Authors

  1. Goodwin, Peter M.

Article Content

VIENNA, Austria-Clear guidelines for omitting adjuvant radiotherapy (RT) after breast conserving therapy (BCT) for patients with ductal carcinoma in situ (DCIS) were reported at the 2017 St. Gallen International Breast Cancer Conference from a 20-year follow-up of the Randomized SweDCIS trial of 1,046 Swedish women randomly assigned to RT or not after BCT for primary DCIS (Journal of Clinical Oncology 2014;32(32):3613-3618).

  
DCIS. DCIS... - Click to enlarge in new windowDCIS. DCIS

"For post-menopausal patients with low- or intermediate-grade DCIS-less than 15 mm and with clear margins-there is an option not to give radiotherapy," said Per Karlsson, MD, PhD, Medical and Radiation Oncologist and Professor of Oncology at Sahlgrenska University Hospital in Gothenburg, Sweden.

 

Radiotherapy Comparison

The SweDCIS trial found a 12 percent absolute benefit overall between patients having RT compared with those who did not. "After 20 years, 32 percent [had] local failure in comparison to 20 percent [of] those having radiation. So, in absolute terms, this difference was 12 percent," he stated. For in situ events, the benefit from radiation was 10 percent, while for invasive events, it was only 2 percent.

 

Karlsson noted the SweDCIS study had found no mortality benefit from adding RT to BCT, and the same was true in the other big trials looking at RT in patients with DCIS: the NSABP B-17, EORTC 10853, UK/ANZ DCIS, and the RTOG 9804 studies.

 

"In all the randomized trials, no breast cancer specific mortality benefit has been seen-just a reduction of local failures and new invasive cancers," he said.

 

And making the decision of whether or not to add RT to surgical excision required balanced appraisal of the pros and cons to be made jointly by the doctor in close consultation with each patient.

 

"We discuss other cardiovascular risk factors, other diseases, and also the patient's own thoughts about having a modest increased risk of a recurrence [or even] an invasive breast cancer," Karlsson explained. And he emphasized attitudes differed "a lot" from one patient to another.

 

If overall survival were the only thing that mattered, he said, RT could be omitted.
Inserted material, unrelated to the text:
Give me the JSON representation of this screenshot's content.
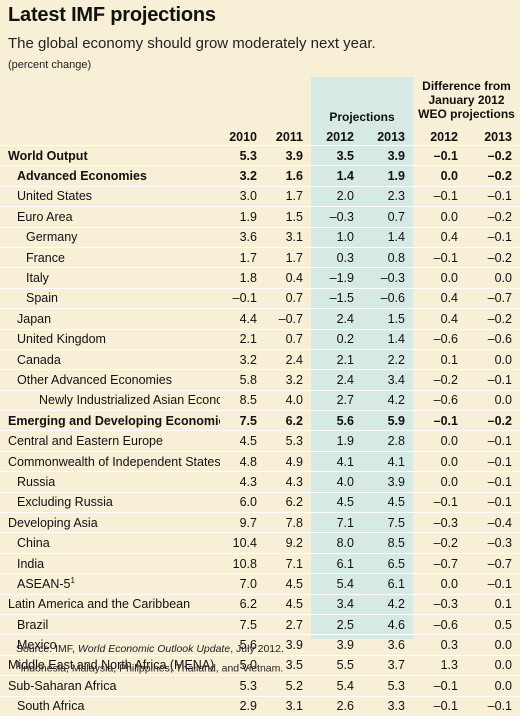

But for a patient who wanted to do whatever she could to avoid local recurrence of DCIS or invasive breast cancer in the same breast, it was proven that RT halved this risk.

 

"From the randomized trials, the relative risk reduction is 50 percent," he said. "But in many groups, this comes down to absolute benefits of [only] 3, 4, or 5 percent improvement and a reduction of local failure rate. And that is quite a low value to [justify] the possible risk for radiation."

 

In some patients, the decision is easier. "Younger patients, and [those with] high-risk DCIS are treated."

 

Patients who were younger than 50 or had high-grade tumors or necrosis and did not have co-morbidities were more likely to choose RT, Karlsson stated. But those with low or intermediate tumor grade, who were older, had cardiovascular disease or diabetes, were smokers, and were willing to accept a higher rate of local recurrence could consider omitting RT.

 

Treatment Disadvantages

Although he acknowledged there was a greater risk of invasive breast cancer among patients with DCIS as compared with the general population (1.8 times higher in the SEER database), Karlsson said there was a lack of evidence about how much difference radiation could make to this. "[It] has not been shown that we can impact that."

 

But there were known disadvantages to using radiation. "There are problems with about 10 percent [of patients] reporting pain from the breast more than 10 years after irradiation," he noted. "And there may be problems with cardiovascular risk factors-but using modern radiotherapy can reduce the dose to the heart in left-sided breast cancers. [When] choosing radiation therapy for these patients, it is very important to have modern radiotherapy techniques and restrict the dose to the heart."

 

Karlsson's advice to doctors is to engage in "very open-minded communication" with patients about the pros and cons of RT. "All the facts that we know should be considered and all possible side effects. Then make a decision together with the patient [on] how to treat the DCIS."

 

He also noted that, while some women were guided mostly by the fact that mortality was not being impacted, other women took a different view. "For a lot of patients with relatives having had breast cancer, it's very important not to get invasive breast cancer. But all these aspects must be discussed with patients. And what they think about these aspects is very different between different women," he concluded.

 

Peter M. Goodwin is a contributing writer.